Gestion des accès : Appliquer le principe du moindre privilège pour garantir que les employés n'ont accès qu'aux données et aux systèmes nécessaires à leur rôle. L'authentification multifacteur (AMF) doit être standardisée sur tous les points d'accès.
Formation et sensibilisation des employés : L’erreur humaine reste un facteur important dans de nombreux cyberincidents. Une formation régulière sur la reconnaissance des tentatives d’hameçonnage, l’adoption de bonnes habitudes de navigation et la compréhension des politiques de traitement des données est essentielle pour instaurer une culture de sécurité.
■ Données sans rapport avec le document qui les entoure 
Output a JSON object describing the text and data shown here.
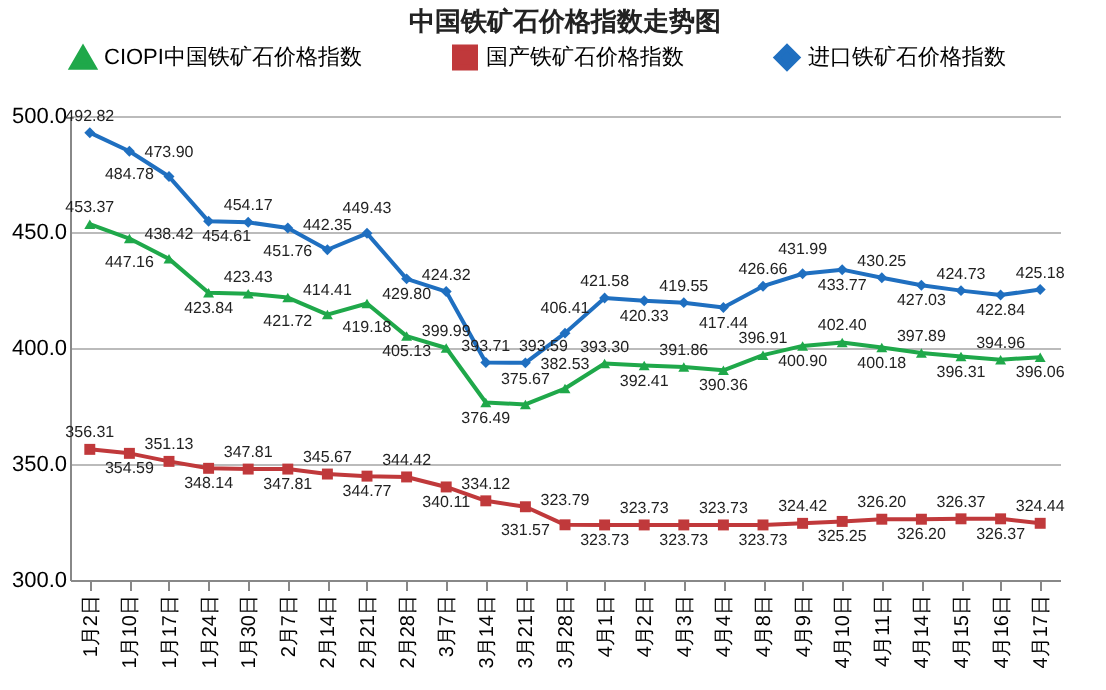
{
  "chart_data": {
    "type": "line",
    "title": "中国铁矿石价格指数走势图",
    "categories": [
      "1月2日",
      "1月10日",
      "1月17日",
      "1月24日",
      "1月30日",
      "2月7日",
      "2月14日",
      "2月21日",
      "2月28日",
      "3月7日",
      "3月14日",
      "3月21日",
      "3月28日",
      "4月1日",
      "4月2日",
      "4月3日",
      "4月4日",
      "4月8日",
      "4月9日",
      "4月10日",
      "4月11日",
      "4月14日",
      "4月15日",
      "4月16日",
      "4月17日"
    ],
    "series": [
      {
        "name": "CIOPI中国铁矿石价格指数",
        "color": "#1fa84a",
        "marker": "triangle",
        "values": [
          453.37,
          447.16,
          438.42,
          423.84,
          423.43,
          421.72,
          414.41,
          419.18,
          405.13,
          399.99,
          376.49,
          375.67,
          382.53,
          393.3,
          392.41,
          391.86,
          390.36,
          396.91,
          400.9,
          402.4,
          400.18,
          397.89,
          396.31,
          394.96,
          396.06
        ],
        "value_labels": [
          "453.37",
          "447.16",
          "438.42",
          "423.84",
          "423.43",
          "421.72",
          "414.41",
          "419.18",
          "405.13",
          "399.99",
          "376.49",
          "375.67",
          "382.53",
          "393.30",
          "392.41",
          "391.86",
          "390.36",
          "396.91",
          "400.90",
          "402.40",
          "400.18",
          "397.89",
          "396.31",
          "394.96",
          "396.06"
        ]
      },
      {
        "name": "国产铁矿石价格指数",
        "color": "#c0393b",
        "marker": "square",
        "values": [
          356.31,
          354.59,
          351.13,
          348.14,
          347.81,
          347.81,
          345.67,
          344.77,
          344.42,
          340.11,
          334.12,
          331.57,
          323.79,
          323.73,
          323.73,
          323.73,
          323.73,
          323.73,
          324.42,
          325.25,
          326.2,
          326.2,
          326.37,
          326.37,
          324.44
        ],
        "value_labels": [
          "356.31",
          "354.59",
          "351.13",
          "348.14",
          "347.81",
          "347.81",
          "345.67",
          "344.77",
          "344.42",
          "340.11",
          "334.12",
          "331.57",
          "323.79",
          "323.73",
          "323.73",
          "323.73",
          "323.73",
          "323.73",
          "324.42",
          "325.25",
          "326.20",
          "326.20",
          "326.37",
          "326.37",
          "324.44"
        ]
      },
      {
        "name": "进口铁矿石价格指数",
        "color": "#1f6fc0",
        "marker": "diamond",
        "values": [
          492.82,
          484.78,
          473.9,
          454.61,
          454.17,
          451.76,
          442.35,
          449.43,
          429.8,
          424.32,
          393.71,
          393.59,
          406.41,
          421.58,
          420.33,
          419.55,
          417.44,
          426.66,
          431.99,
          433.77,
          430.25,
          427.03,
          424.73,
          422.84,
          425.18
        ],
        "value_labels": [
          "492.82",
          "484.78",
          "473.90",
          "454.61",
          "454.17",
          "451.76",
          "442.35",
          "449.43",
          "429.80",
          "424.32",
          "393.71",
          "393.59",
          "406.41",
          "421.58",
          "420.33",
          "419.55",
          "417.44",
          "426.66",
          "431.99",
          "433.77",
          "430.25",
          "427.03",
          "424.73",
          "422.84",
          "425.18"
        ]
      }
    ],
    "ylim": [
      300,
      500
    ],
    "yticks": [
      {
        "value": 300,
        "label": "300.0"
      },
      {
        "value": 350,
        "label": "350.0"
      },
      {
        "value": 400,
        "label": "400.0"
      },
      {
        "value": 450,
        "label": "450.0"
      },
      {
        "value": 500,
        "label": "500.0"
      }
    ],
    "grid": "y",
    "legend": "top"
  }
}
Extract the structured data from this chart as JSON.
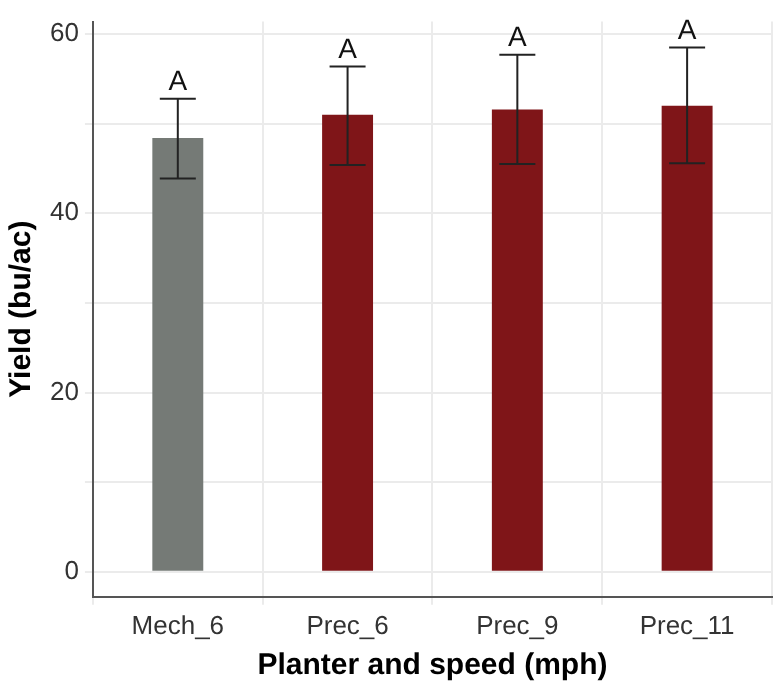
{
  "chart_data": {
    "type": "bar",
    "xlabel": "Planter and speed (mph)",
    "ylabel": "Yield (bu/ac)",
    "categories": [
      "Mech_6",
      "Prec_6",
      "Prec_9",
      "Prec_11"
    ],
    "values": [
      48.4,
      51.0,
      51.6,
      52.0
    ],
    "colors": [
      "#757a76",
      "#7f1518",
      "#7f1518",
      "#7f1518"
    ],
    "errors": [
      [
        43.9,
        52.8
      ],
      [
        45.4,
        56.4
      ],
      [
        45.5,
        57.7
      ],
      [
        45.6,
        58.5
      ]
    ],
    "ylim": [
      -2.8,
      61.4
    ],
    "yticks": [
      0,
      {
        "value": 10,
        "label": null
      },
      20,
      {
        "value": 30,
        "label": null
      },
      40,
      {
        "value": 50,
        "label": null
      },
      60
    ],
    "grid": true,
    "legend": false,
    "annotations": [
      {
        "text": "A",
        "x": "Mech_6",
        "y": 52.8
      },
      {
        "text": "A",
        "x": "Prec_6",
        "y": 56.4
      },
      {
        "text": "A",
        "x": "Prec_9",
        "y": 57.7
      },
      {
        "text": "A",
        "x": "Prec_11",
        "y": 58.5
      }
    ]
  }
}
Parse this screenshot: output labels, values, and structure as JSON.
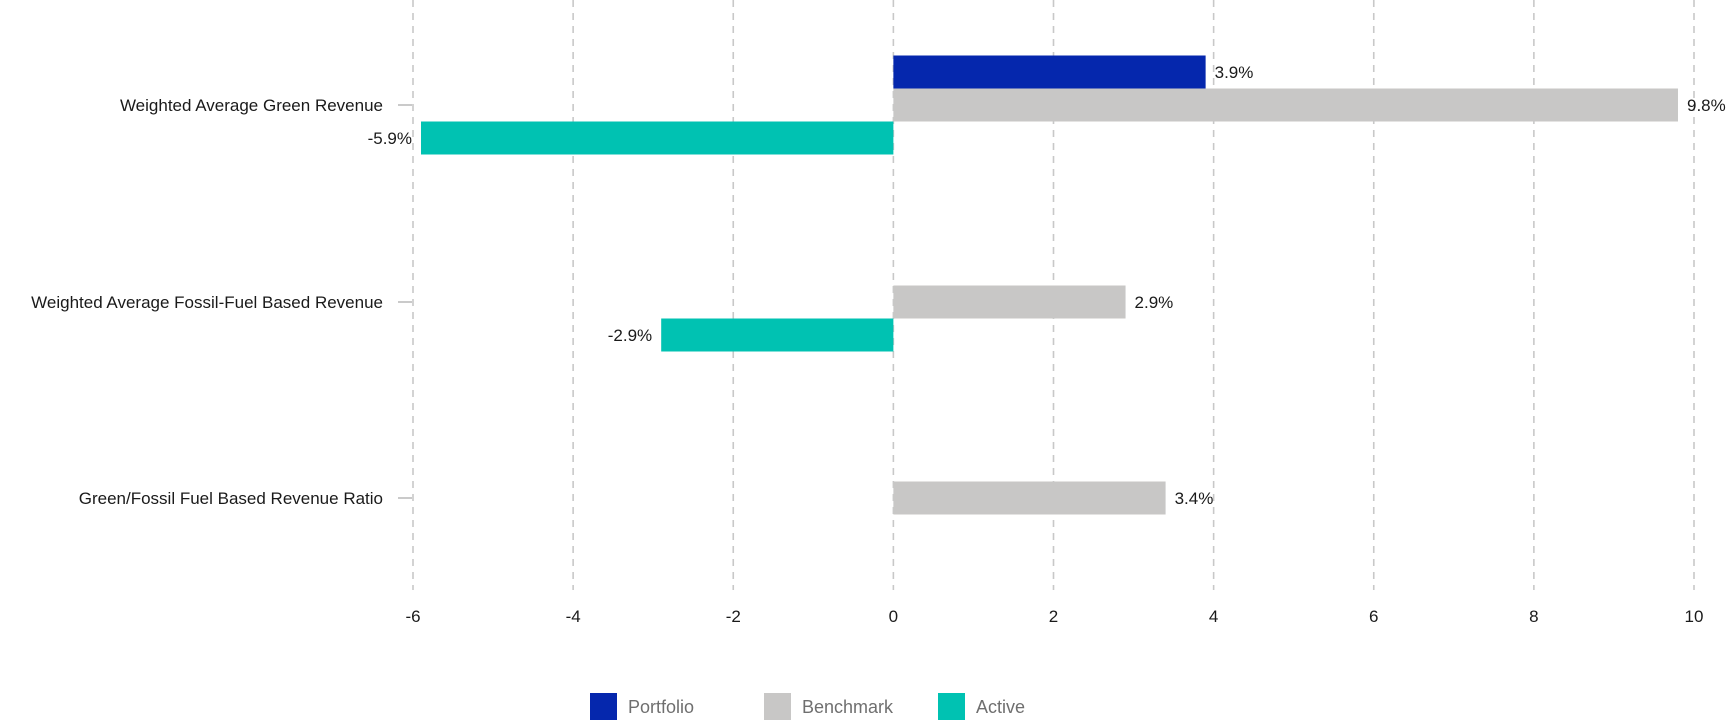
{
  "chart_data": {
    "type": "bar",
    "orientation": "horizontal",
    "categories": [
      "Weighted Average Green Revenue",
      "Weighted Average Fossil-Fuel Based Revenue",
      "Green/Fossil Fuel Based Revenue Ratio"
    ],
    "series": [
      {
        "name": "Portfolio",
        "color": "#0527ad",
        "values": [
          3.9,
          null,
          null
        ],
        "labels": [
          "3.9%",
          null,
          null
        ]
      },
      {
        "name": "Benchmark",
        "color": "#c8c7c6",
        "values": [
          9.8,
          2.9,
          3.4
        ],
        "labels": [
          "9.8%",
          "2.9%",
          "3.4%"
        ]
      },
      {
        "name": "Active",
        "color": "#00c2b2",
        "values": [
          -5.9,
          -2.9,
          null
        ],
        "labels": [
          "-5.9%",
          "-2.9%",
          null
        ]
      }
    ],
    "xlim": [
      -6,
      10
    ],
    "xticks": [
      -6,
      -4,
      -2,
      0,
      2,
      4,
      6,
      8,
      10
    ],
    "grid": "vertical-dashed",
    "legend_position": "bottom-center",
    "title": "",
    "xlabel": "",
    "ylabel": ""
  }
}
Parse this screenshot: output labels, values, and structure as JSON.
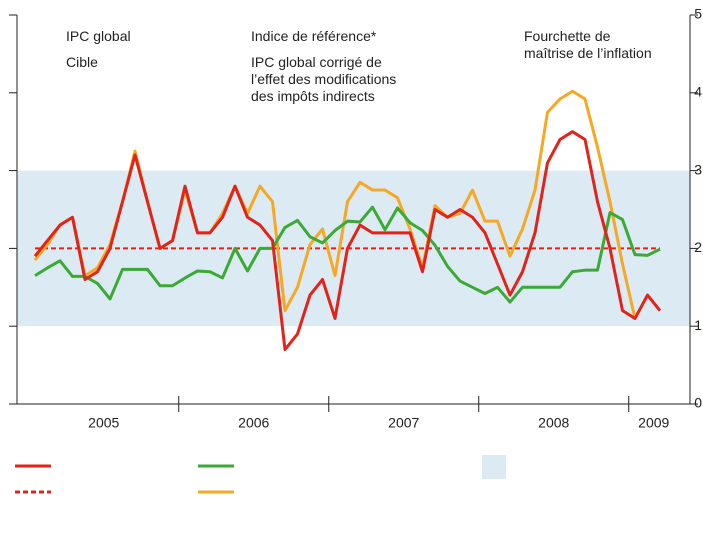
{
  "chart_data": {
    "type": "line",
    "categories": [
      null,
      null,
      null,
      null,
      null,
      "2005",
      null,
      null,
      null,
      null,
      null,
      null,
      null,
      null,
      null,
      null,
      null,
      "2006",
      null,
      null,
      null,
      null,
      null,
      null,
      null,
      null,
      null,
      null,
      null,
      "2007",
      null,
      null,
      null,
      null,
      null,
      null,
      null,
      null,
      null,
      null,
      null,
      "2008",
      null,
      null,
      null,
      null,
      null,
      null,
      null,
      "2009",
      null
    ],
    "ylim": [
      0,
      5
    ],
    "yticks": [
      0,
      1,
      2,
      3,
      4,
      5
    ],
    "band": {
      "name": "Fourchette de\nmaîtrise de l’inflation",
      "range": [
        1,
        3
      ],
      "color": "#dceaf4"
    },
    "target": {
      "name": "Cible",
      "value": 2,
      "color": "#e2231a"
    },
    "series": [
      {
        "name": "IPC global",
        "color": "#e2231a",
        "values": [
          1.9,
          2.1,
          2.3,
          2.4,
          1.6,
          1.7,
          2.0,
          2.6,
          3.2,
          2.6,
          2.0,
          2.1,
          2.8,
          2.2,
          2.2,
          2.4,
          2.8,
          2.4,
          2.3,
          2.1,
          0.7,
          0.9,
          1.4,
          1.6,
          1.1,
          2.0,
          2.3,
          2.2,
          2.2,
          2.2,
          2.2,
          1.7,
          2.5,
          2.4,
          2.5,
          2.4,
          2.2,
          1.8,
          1.4,
          1.7,
          2.2,
          3.1,
          3.4,
          3.5,
          3.4,
          2.6,
          2.0,
          1.2,
          1.1,
          1.4,
          1.2
        ]
      },
      {
        "name": "Indice de référence*",
        "color": "#3aaa35",
        "values": [
          1.65,
          1.75,
          1.84,
          1.64,
          1.64,
          1.55,
          1.35,
          1.73,
          1.73,
          1.73,
          1.52,
          1.52,
          1.62,
          1.71,
          1.7,
          1.62,
          2.0,
          1.71,
          2.0,
          2.0,
          2.27,
          2.36,
          2.15,
          2.07,
          2.23,
          2.35,
          2.34,
          2.53,
          2.24,
          2.52,
          2.33,
          2.23,
          2.04,
          1.77,
          1.58,
          1.5,
          1.42,
          1.5,
          1.31,
          1.5,
          1.5,
          1.5,
          1.5,
          1.7,
          1.72,
          1.72,
          2.46,
          2.37,
          1.92,
          1.91,
          1.99
        ]
      },
      {
        "name": "IPC global corrigé de\nl’effet des modifications\ndes impôts indirects",
        "color": "#f7a823",
        "values": [
          1.85,
          2.05,
          2.3,
          2.4,
          1.65,
          1.75,
          2.05,
          2.6,
          3.25,
          2.6,
          2.0,
          2.1,
          2.75,
          2.2,
          2.2,
          2.45,
          2.8,
          2.45,
          2.8,
          2.6,
          1.2,
          1.5,
          2.05,
          2.25,
          1.65,
          2.6,
          2.85,
          2.75,
          2.75,
          2.65,
          2.25,
          1.75,
          2.55,
          2.4,
          2.45,
          2.75,
          2.35,
          2.35,
          1.9,
          2.25,
          2.75,
          3.75,
          3.92,
          4.02,
          3.92,
          3.3,
          2.6,
          1.8,
          1.1,
          null,
          null
        ]
      }
    ]
  }
}
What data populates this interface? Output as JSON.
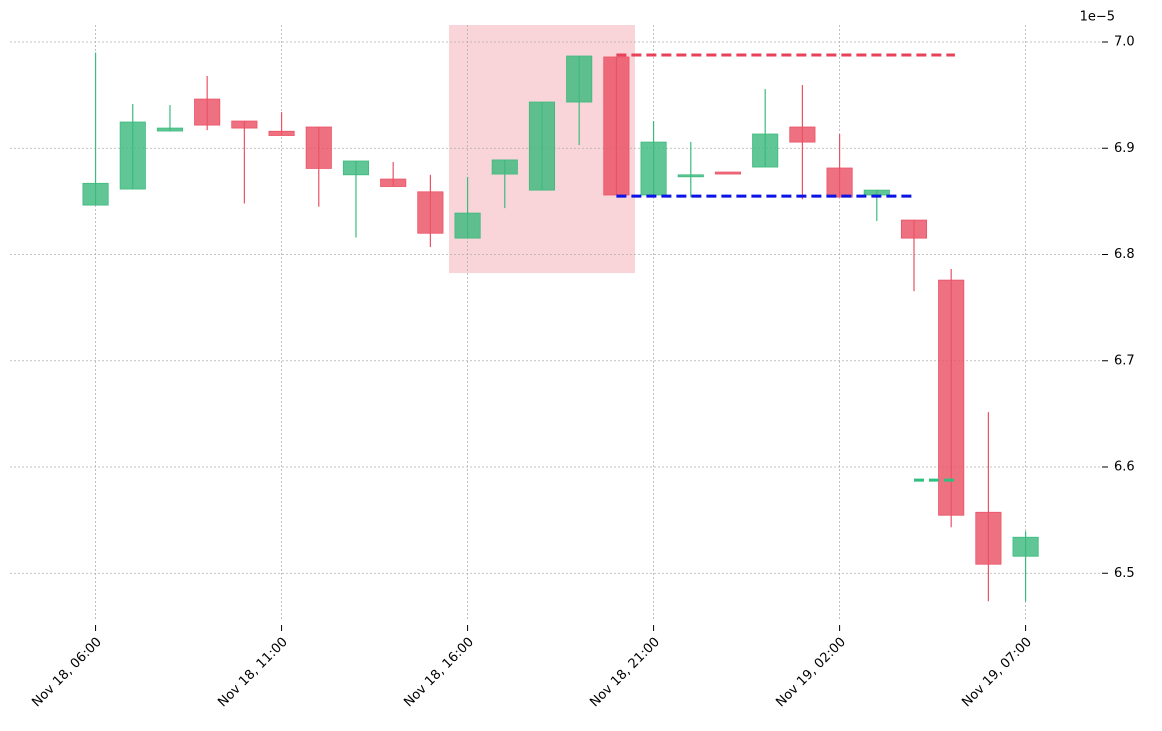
{
  "chart_data": {
    "type": "candlestick",
    "y_offset_label": "1e−5",
    "categories": [
      "Nov 18, 06:00",
      null,
      null,
      null,
      null,
      "Nov 18, 11:00",
      null,
      null,
      null,
      null,
      "Nov 18, 16:00",
      null,
      null,
      null,
      null,
      "Nov 18, 21:00",
      null,
      null,
      null,
      null,
      "Nov 19, 02:00",
      null,
      null,
      null,
      null,
      "Nov 19, 07:00"
    ],
    "open": [
      6.8465,
      6.8616,
      6.9162,
      6.9463,
      6.9256,
      6.916,
      6.92,
      6.875,
      6.871,
      6.859,
      6.8154,
      6.8757,
      6.8606,
      6.9435,
      6.9859,
      6.856,
      6.874,
      6.8776,
      6.8823,
      6.92,
      6.8814,
      6.856,
      6.8324,
      6.7759,
      6.5574,
      6.516
    ],
    "high": [
      6.99,
      6.9416,
      6.9407,
      6.968,
      6.9256,
      6.934,
      6.92,
      6.888,
      6.887,
      6.875,
      6.873,
      6.889,
      6.9435,
      6.9868,
      6.9859,
      6.9256,
      6.906,
      6.8776,
      6.9557,
      6.9595,
      6.9134,
      6.8606,
      6.8324,
      6.7863,
      6.6516,
      6.5395
    ],
    "low": [
      6.8465,
      6.8616,
      6.9162,
      6.917,
      6.848,
      6.912,
      6.845,
      6.816,
      6.864,
      6.807,
      6.8154,
      6.8437,
      6.8606,
      6.903,
      6.856,
      6.856,
      6.854,
      6.8767,
      6.8823,
      6.852,
      6.854,
      6.8315,
      6.7655,
      6.5433,
      6.4736,
      6.4736
    ],
    "close": [
      6.867,
      6.9247,
      6.919,
      6.9218,
      6.919,
      6.912,
      6.881,
      6.888,
      6.864,
      6.82,
      6.839,
      6.889,
      6.9435,
      6.9868,
      6.856,
      6.9058,
      6.875,
      6.8767,
      6.9134,
      6.9058,
      6.854,
      6.8606,
      6.8154,
      6.5546,
      6.5085,
      6.5339
    ],
    "up_color": "#3dba7e",
    "down_color": "#ea5265",
    "xlim": [
      -2.3,
      27
    ],
    "xticks": [
      0,
      5,
      10,
      15,
      20,
      25
    ],
    "ylim": [
      6.456,
      7.016
    ],
    "yticks": [
      {
        "value": 6.5,
        "label": "6.5"
      },
      {
        "value": 6.6,
        "label": "6.6"
      },
      {
        "value": 6.7,
        "label": "6.7"
      },
      {
        "value": 6.8,
        "label": "6.8"
      },
      {
        "value": 6.9,
        "label": "6.9"
      },
      {
        "value": 7.0,
        "label": "7.0"
      }
    ],
    "grid": true,
    "highlight": {
      "x": [
        9.5,
        14.5
      ],
      "y": [
        6.7825,
        7.016
      ],
      "color": "#f7c5cb"
    },
    "hlines": [
      {
        "y": 6.9878,
        "x": [
          14,
          23.1
        ],
        "color": "#e8415a"
      },
      {
        "y": 6.855,
        "x": [
          14,
          22
        ],
        "color": "#0a12e6"
      },
      {
        "y": 6.5876,
        "x": [
          22,
          23.1
        ],
        "color": "#2fbf7f"
      }
    ]
  }
}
Gestion des vulnérabilités : analyser régulièrement les systèmes à la recherche de vulnérabilités et les corriger rapidement est essentiel pour empêcher leur exploitation par des attaquants.
Planification de la réponse aux incidents : Il est essentiel de disposer d'un plan de réponse aux incidents bien documenté et éprouvé. Ce plan doit décrire les mesures à prendre en cas d'incident cybernétique, notamment le confinement, l'éradication, la reprise d'activité et l'analyse post-incident. Il doit également intégrer les procédures d'évaluation des risques, de la gestion des risques et de la santé au travail (RRGST) et le respect des obligations de déclaration.
Gouvernance et minimisation des données : comprendre où se trouvent les données sensibles, mettre en œuvre des pratiques de minimisation des données (conserver les données uniquement aussi longtemps que nécessaire) et établir des politiques claires de gouvernance des données peuvent réduire considérablement l'impact d'une violation potentielle.
Gestion des risques liés aux tiers : Les compagnies d'assurance travaillent souvent avec des fournisseurs tiers. Il est essentiel d'évaluer leur niveau de sécurité et de s'assurer qu'ils respectent les normes de cybersécurité appropriées.
Assurance cybernétique : Bien qu’il ne s’agisse pas d’une mesure préventive, l’assurance responsabilité civile cybernétique peut fournir une protection financière en cas de violation, couvrant les coûts liés au recouvrement, les frais juridiques et les notifications.
Intégrer la cybersécurité au tissu de l'assurance canadienne
Pour les compagnies d'assurance canadiennes, la cybersécurité n'est pas une option : elle fait partie intégrante de leurs activités. La protection des renseignements sensibles qui leur sont confiés est non seulement une exigence légale et réglementaire, mais aussi un aspect fondamental pour préserver la confiance des clients et assurer la pérennité de leurs activités.
En comprenant et en respectant les obligations canadiennes en matière de déclaration des atteintes à la protection des données, notamment en vertu de la LPRPDE et des lois provinciales pertinentes, comme la PIPA de l'Alberta et la Loi 25 du Québec, et en mettant en œuvre proactivement des mesures de cybersécurité rigoureuses, les compagnies d'assurance canadiennes peuvent bâtir un avenir plus résilient et plus sûr pour elles-mêmes et leurs assurés. Investir dans une cybersécurité rigoureuse, c'est investir dans la confiance, la conformité et la réussite continue du secteur canadien de l'assurance.